The sequence identities (MegAlign by the Clustal W program) and conserved domain analyses (https://www.ncbi.nlm.nih.gov/Structure/cdd/wrpsb.cgi) indicated that AnBV is a novel species in Badnavirus. The whole genome sequence nucleotide (nt) identities of AnBV with recognized badnaviruses range from 39.8–54.7%. The all badnavirus conserved domains (MP, CP, AP RT and RNase H) are found in the putative products encoded by ORFs of AnBV, despite the MP is separately located on the ORF3a product (Supplementary Fig. 2). The identities of AnBV in the conserved RT/RNase H coding region with recognized badnaviruses are less than 72.2% (nt) and 78.6% (amino acid, aa) (Table 1). Both values are less than the guidelines (80% nt and 89% aa) for demarcation of species within the genus Badnavirus setting by ICTV [4].

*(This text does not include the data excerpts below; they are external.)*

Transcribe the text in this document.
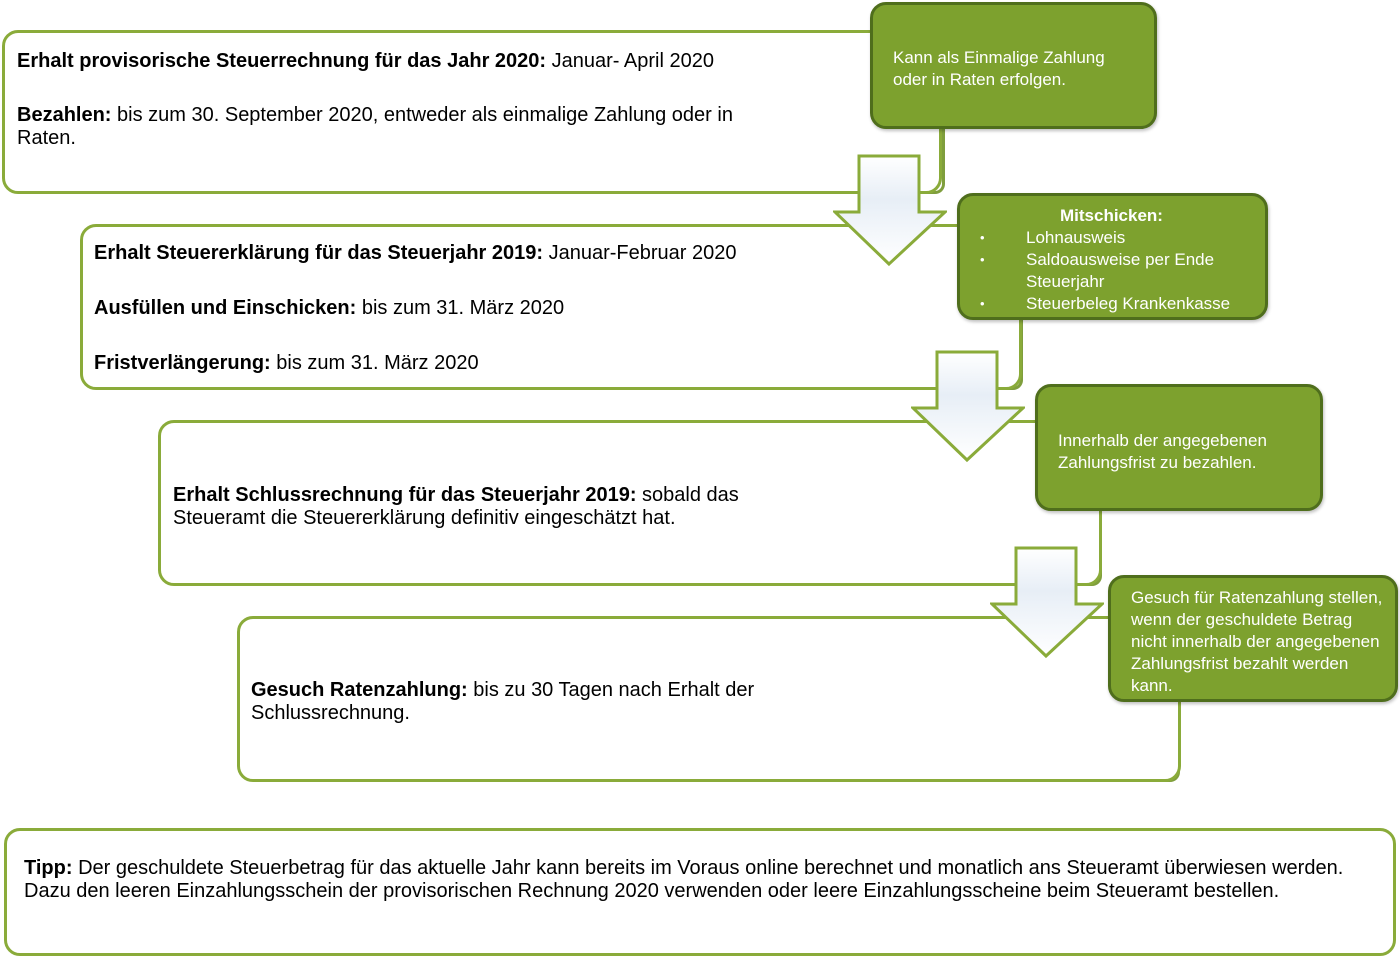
Erhalt provisorische Steuerrechnung für das Jahr 2020: Januar- April 2020

Bezahlen: bis zum 30. September 2020, entweder als einmalige Zahlung oder in Raten.

Erhalt Steuererklärung für das Steuerjahr 2019: Januar-Februar 2020

Ausfüllen und Einschicken: bis zum 31. März 2020

Fristverlängerung: bis zum 31. März 2020

Erhalt Schlussrechnung für das Steuerjahr 2019: sobald das Steueramt die Steuererklärung definitiv eingeschätzt hat.

Gesuch Ratenzahlung: bis zu 30 Tagen nach Erhalt der Schlussrechnung.

Kann als Einmalige Zahlung oder in Raten erfolgen.

Mitschicken:
• Lohnausweis
• Saldoausweise per Ende Steuerjahr
• Steuerbeleg Krankenkasse

Innerhalb der angegebenen Zahlungsfrist zu bezahlen.

Gesuch für Ratenzahlung stellen, wenn der geschuldete Betrag nicht innerhalb der angegebenen Zahlungsfrist bezahlt werden kann.

Tipp: Der geschuldete Steuerbetrag für das aktuelle Jahr kann bereits im Voraus online berechnet und monatlich ans Steueramt überwiesen werden. Dazu den leeren Einzahlungsschein der provisorischen Rechnung 2020 verwenden oder leere Einzahlungsscheine beim Steueramt bestellen.
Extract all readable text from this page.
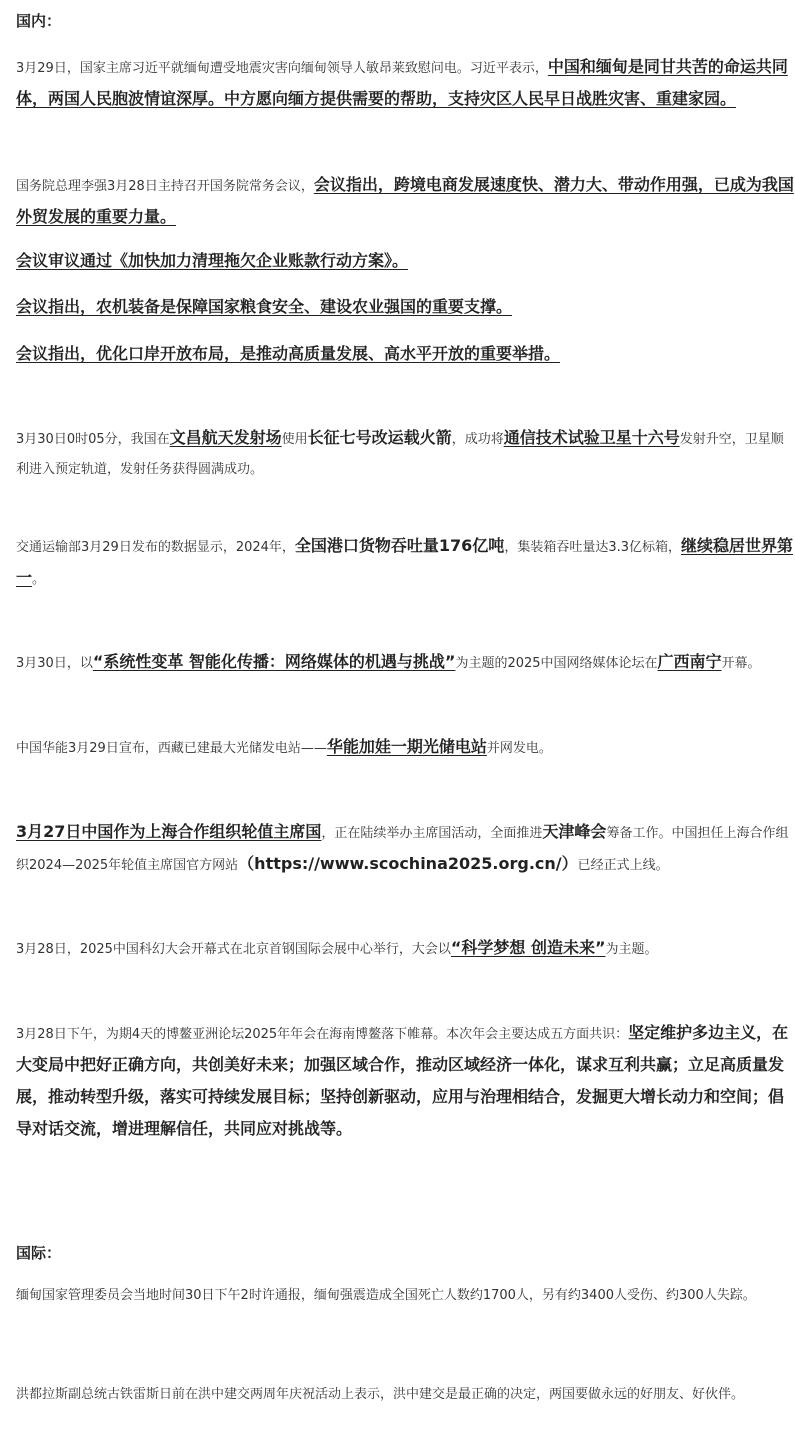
国内：

3月29日，国家主席习近平就缅甸遭受地震灾害向缅甸领导人敏昂莱致慰问电。习近平表示，中国和缅甸是同甘共苦的命运共同体，两国人民胞波情谊深厚。中方愿向缅方提供需要的帮助，支持灾区人民早日战胜灾害、重建家园。

国务院总理李强3月28日主持召开国务院常务会议，会议指出，跨境电商发展速度快、潜力大、带动作用强，已成为我国外贸发展的重要力量。

会议审议通过《加快加力清理拖欠企业账款行动方案》。

会议指出，农机装备是保障国家粮食安全、建设农业强国的重要支撑。

会议指出，优化口岸开放布局，是推动高质量发展、高水平开放的重要举措。

3月30日0时05分，我国在文昌航天发射场使用长征七号改运载火箭，成功将通信技术试验卫星十六号发射升空，卫星顺利进入预定轨道，发射任务获得圆满成功。

交通运输部3月29日发布的数据显示，2024年，全国港口货物吞吐量176亿吨，集装箱吞吐量达3.3亿标箱，继续稳居世界第一。

3月30日，以“系统性变革 智能化传播：网络媒体的机遇与挑战”为主题的2025中国网络媒体论坛在广西南宁开幕。

中国华能3月29日宣布，西藏已建最大光储发电站——华能加娃一期光储电站并网发电。

3月27日中国作为上海合作组织轮值主席国，正在陆续举办主席国活动，全面推进天津峰会筹备工作。中国担任上海合作组织2024—2025年轮值主席国官方网站（https://www.scochina2025.org.cn/）已经正式上线。

3月28日，2025中国科幻大会开幕式在北京首钢国际会展中心举行，大会以“科学梦想 创造未来”为主题。

3月28日下午，为期4天的博鳌亚洲论坛2025年年会在海南博鳌落下帷幕。本次年会主要达成五方面共识：坚定维护多边主义，在大变局中把好正确方向，共创美好未来；加强区域合作，推动区域经济一体化，谋求互利共赢；立足高质量发展，推动转型升级，落实可持续发展目标；坚持创新驱动，应用与治理相结合，发掘更大增长动力和空间；倡导对话交流，增进理解信任，共同应对挑战等。

国际：

缅甸国家管理委员会当地时间30日下午2时许通报，缅甸强震造成全国死亡人数约1700人，另有约3400人受伤、约300人失踪。

洪都拉斯副总统古铁雷斯日前在洪中建交两周年庆祝活动上表示，洪中建交是最正确的决定，两国要做永远的好朋友、好伙伴。
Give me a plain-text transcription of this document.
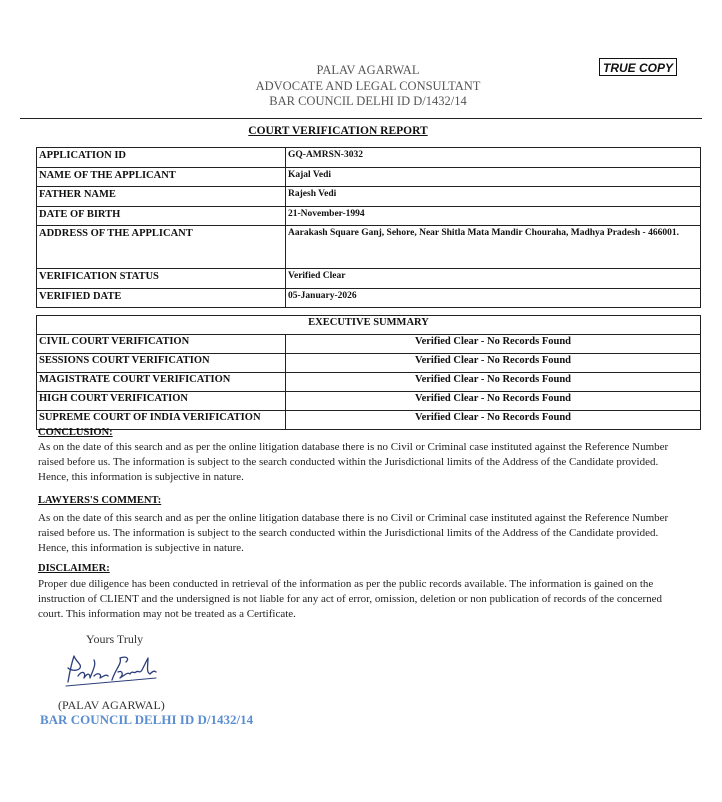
TRUE COPY
PALAV AGARWAL
ADVOCATE AND LEGAL CONSULTANT
BAR COUNCIL DELHI ID D/1432/14
COURT VERIFICATION REPORT
APPLICATION ID	GQ-AMRSN-3032
NAME OF THE APPLICANT	Kajal Vedi
FATHER NAME	Rajesh Vedi
DATE OF BIRTH	21-November-1994
ADDRESS OF THE APPLICANT	Aarakash Square Ganj, Sehore, Near Shitla Mata Mandir Chouraha, Madhya Pradesh - 466001.
VERIFICATION STATUS	Verified Clear
VERIFIED DATE	05-January-2026
EXECUTIVE SUMMARY	
CIVIL COURT VERIFICATION	Verified Clear - No Records Found
SESSIONS COURT VERIFICATION	Verified Clear - No Records Found
MAGISTRATE COURT VERIFICATION	Verified Clear - No Records Found
HIGH COURT VERIFICATION	Verified Clear - No Records Found
SUPREME COURT OF INDIA VERIFICATION	Verified Clear - No Records Found
CONCLUSION:
As on the date of this search and as per the online litigation database there is no Civil or Criminal case instituted against the Reference Number raised before us. The information is subject to the search conducted within the Jurisdictional limits of the Address of the Candidate provided. Hence, this information is subjective in nature.
LAWYERS'S COMMENT:
As on the date of this search and as per the online litigation database there is no Civil or Criminal case instituted against the Reference Number raised before us. The information is subject to the search conducted within the Jurisdictional limits of the Address of the Candidate provided. Hence, this information is subjective in nature.
DISCLAIMER:
Proper due diligence has been conducted in retrieval of the information as per the public records available. The information is gained on the instruction of CLIENT and the undersigned is not liable for any act of error, omission, deletion or non publication of records of the concerned court. This information may not be treated as a Certificate.
Yours Truly
(PALAV AGARWAL)
BAR COUNCIL DELHI ID D/1432/14
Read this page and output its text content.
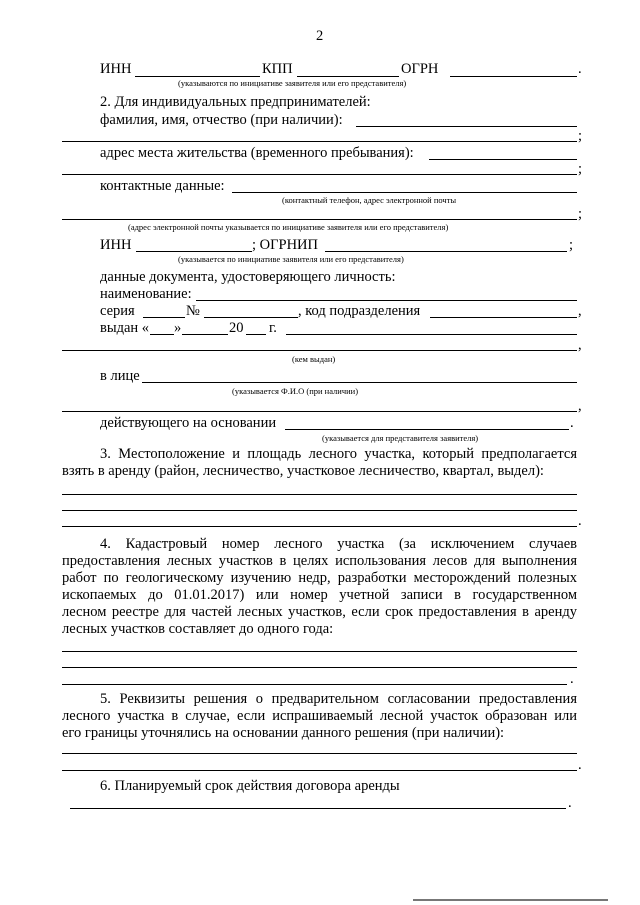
2
ИНН	КПП	ОГРН	.
(указываются по инициативе заявителя или его представителя)
2. Для индивидуальных предпринимателей:
фамилия, имя, отчество (при наличии):
;
адрес места жительства (временного пребывания):
;
контактные данные:
(контактный телефон, адрес электронной почты
;
(адрес электронной почты указывается по инициативе заявителя или его представителя)
ИНН	; ОГРНИП	;
(указывается по инициативе заявителя или его представителя)
данные документа, удостоверяющего личность:
наименование:
серия	№	, код подразделения	,
выдан « »	20 г.
,
(кем выдан)
в лице
(указывается Ф.И.О (при наличии)
,
действующего на основании	.
(указывается для представителя заявителя)
3. Местоположение и площадь лесного участка, который предполагается
взять в аренду (район, лесничество, участковое лесничество, квартал, выдел):
.
4. Кадастровый номер лесного участка (за исключением случаев
предоставления лесных участков в целях использования лесов для выполнения
работ по геологическому изучению недр, разработки месторождений полезных
ископаемых до 01.01.2017) или номер учетной записи в государственном
лесном реестре для частей лесных участков, если срок предоставления в аренду
лесных участков составляет до одного года:
.
5. Реквизиты решения о предварительном согласовании предоставления
лесного участка в случае, если испрашиваемый лесной участок образован или
его границы уточнялись на основании данного решения (при наличии):
.
6. Планируемый срок действия договора аренды
.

Phylogeny analysis further confirmed that AnBV is a unique species in the genus Badnavirus. The all recognized badanviruses (Supplementary Table 2) were used to reconstructed phylogenetic trees by the Maximum-likelihood method in MEGA 11 [5]. The phylogenetic trees based on amino acid sequences of conserved RT/RNase H region (Fig. 2) revealed that badnaviruses clustered into six groups. The three viruses with split ORF3 were scattered in different groups. AnBV was closely related to Dioscorea bacilliform AL virus 2 (DBALV-2), while JuMaV was closed to epiphyllum mottle-associated virus (EpMoaV) and Dracaena mottle virus (DrMV), and SPPV is form a group alone.
Next to SPPV and JuMaV, AnBV is the third badnavirus with split ORF3 being identified up to now. It is expectable that more viruses with similar genome structure will be discovered in future. We suggest they should be recognized as members of the genus Badnavirus rather than be grouped to a new genus proposed by Du et al. [3], though the genome organization is one of the main characteristics that distinguish genera in family Caulimoviridae [4]. The expression pattern of ORF3a and ORF3b, the infection cycle and the damage of AnBV are need to investigate furtherly.